J. Lewis slowed in '06 by bone spurs, he says

Ravens running back had surgery last week

January 31, 2007|By Mike Preston | Mike Preston,Sun Reporter

Ravens running back Jamal Lewis confirmed yesterday that he had surgery a week ago to remove bone spurs from his right ankle and that those bone spurs slowed him during the 2006 season, especially in the first six games until he took injections to ease the pain.

Ravens general manager Ozzie Newsome first spoke about the surgery yesterday at the Ravens' annual season-ending news conference. Later in the day, Lewis said from his home in Atlanta that he has a splint on the ankle and that it could be removed as early as today. He expects to start jogging in another one to two weeks and running again in seven weeks.

Lewis, according to his agent, Mitch Frankel, could receive a $5 million roster bonus on March 3 if the Ravens pick up the option on a contract he signed last March. Lewis said team officials knew of his ankle injury, and that he had problems cutting and accelerating until Week 8 against the New Orleans Saints, when he started injections to numb the problem area.

Lewis said he "numbed" the area every game from that point because he could see an improvement in his performance.

"This surgery was nothing, really, just to remove bone spurs and clean it out," Lewis said. "It's not like I had ligament surgery. It would have been worse if I didn't get it done. Last year, I never had full range of motion in my right ankle. I couldn't plant like I wanted to, couldn't push off and accelerate. Everybody knew it, but I wasn't going to tell anybody.

"People kept saying that I had lost some steps. They talked like I was 33 instead of 27. I noticed that I didn't look like my old self in the first part of the season. You notice that I started playing better against New Orleans. That was the first time I numbed it up, and there was no pain when I cut or accelerated. That was also Brian Billick's first game as the offensive coordinator, and that's when they started giving me the ball more. I still gained over eleven-hundred yards for the season, and they didn't run me until after the sixth game."

Lewis first injured the ankle during the 2004 season and had surgery to repair it during the offseason in 2005. He said the bone spurs were a result of his not being able to fully rehabilitate the injury because he was incarcerated for six months shortly before the start of the 2005 regular season after pleading guilty in a federal drug case.

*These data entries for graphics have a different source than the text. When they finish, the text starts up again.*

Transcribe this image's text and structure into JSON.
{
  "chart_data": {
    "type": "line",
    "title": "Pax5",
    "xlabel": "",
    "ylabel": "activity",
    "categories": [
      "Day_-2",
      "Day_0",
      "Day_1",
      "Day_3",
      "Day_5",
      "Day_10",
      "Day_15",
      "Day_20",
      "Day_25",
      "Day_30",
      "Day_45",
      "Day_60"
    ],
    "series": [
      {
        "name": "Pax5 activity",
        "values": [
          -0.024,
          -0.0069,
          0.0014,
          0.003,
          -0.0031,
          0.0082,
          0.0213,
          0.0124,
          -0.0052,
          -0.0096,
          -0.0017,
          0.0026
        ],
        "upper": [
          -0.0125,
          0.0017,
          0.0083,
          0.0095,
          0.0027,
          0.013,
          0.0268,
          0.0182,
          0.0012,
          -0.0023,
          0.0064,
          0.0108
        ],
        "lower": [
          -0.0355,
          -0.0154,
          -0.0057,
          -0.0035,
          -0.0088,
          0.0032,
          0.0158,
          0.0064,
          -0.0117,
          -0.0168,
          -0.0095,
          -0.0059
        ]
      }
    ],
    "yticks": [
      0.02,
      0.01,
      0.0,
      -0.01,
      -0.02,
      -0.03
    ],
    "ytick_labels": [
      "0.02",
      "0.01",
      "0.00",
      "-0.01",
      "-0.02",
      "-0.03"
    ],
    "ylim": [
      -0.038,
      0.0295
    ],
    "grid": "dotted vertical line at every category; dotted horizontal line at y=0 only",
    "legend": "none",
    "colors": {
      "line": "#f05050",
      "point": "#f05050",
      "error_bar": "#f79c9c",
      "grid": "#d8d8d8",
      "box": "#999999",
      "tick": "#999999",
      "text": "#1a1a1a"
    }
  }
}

He said yesterday that he trained hard this past offseason but noticed early in the season that he lacked explosiveness and couldn't push off on his right foot. Lewis averaged 58.7 yards during the first six games.

"I talked to my guy who came in every week last season to work with me, and he said I didn't get the proper rehab after the ligament surgery," Lewis said. "But I knew what was at stake with this team, what we had strived for, and I knew I had something to prove to Ozzie. I worked with what I had. I used the tools that were in the box.

"Regardless of the pain and agony, I played every game. Sometimes I couldn't feel a thing in my ankle, but I did notice that the explosion came back."

Lewis, the team's first-round draft pick and the fifth overall selection in 2000, is the Ravens' all-time leading rusher and combined yardage leader. The former Pro Bowl performer and NFL Offensive Player of the Year in 2003 has 7,801 career yards on 1,822 carries with 45 touchdowns.

The Ravens are 23-7 when Lewis rushes for 100 yards. But last year, Lewis couldn't run through tackles as he once did. Cornerbacks who once feared him were taking him down one-on-one. Lewis had made a name for himself with classic cutback runs at the line of scrimmage. He had the power to run through any tackler and the speed to outrun him.

But there has been speculation that the Ravens won't pay Lewis the $5 million roster bonus, instead asking him to take a pay cut with a reduced role, or not re-sign him at all. Lewis didn't seem bothered by the injury or any future Ravens plans.

"Hey, I'm not going to criticize schemes or call out coaches," Lewis said. "The Ravens know what I can do. I can get outside, do my thing and give a little shake and bake. That's not my strength. I can still run inside with power. I'll have full range of motion back in my ankle this season.

"Like I said, if the Ravens are serious about making another Super Bowl run, then they'll bring me back. ... I'd love to come back and play for the Ravens, but if not, I know I can play for somebody."

Newsome and other team officials met for the first time yesterday morning to evaluate personnel, but there was nothing to report on Lewis.

"We were aware of Jamal's problem the whole year," Newsome said. "We considered the recent surgery a cleaning out. I don't know how much those bone spurs affected his play. ... But I do know that he suited up and played every game, and that says a whole lot about the guy."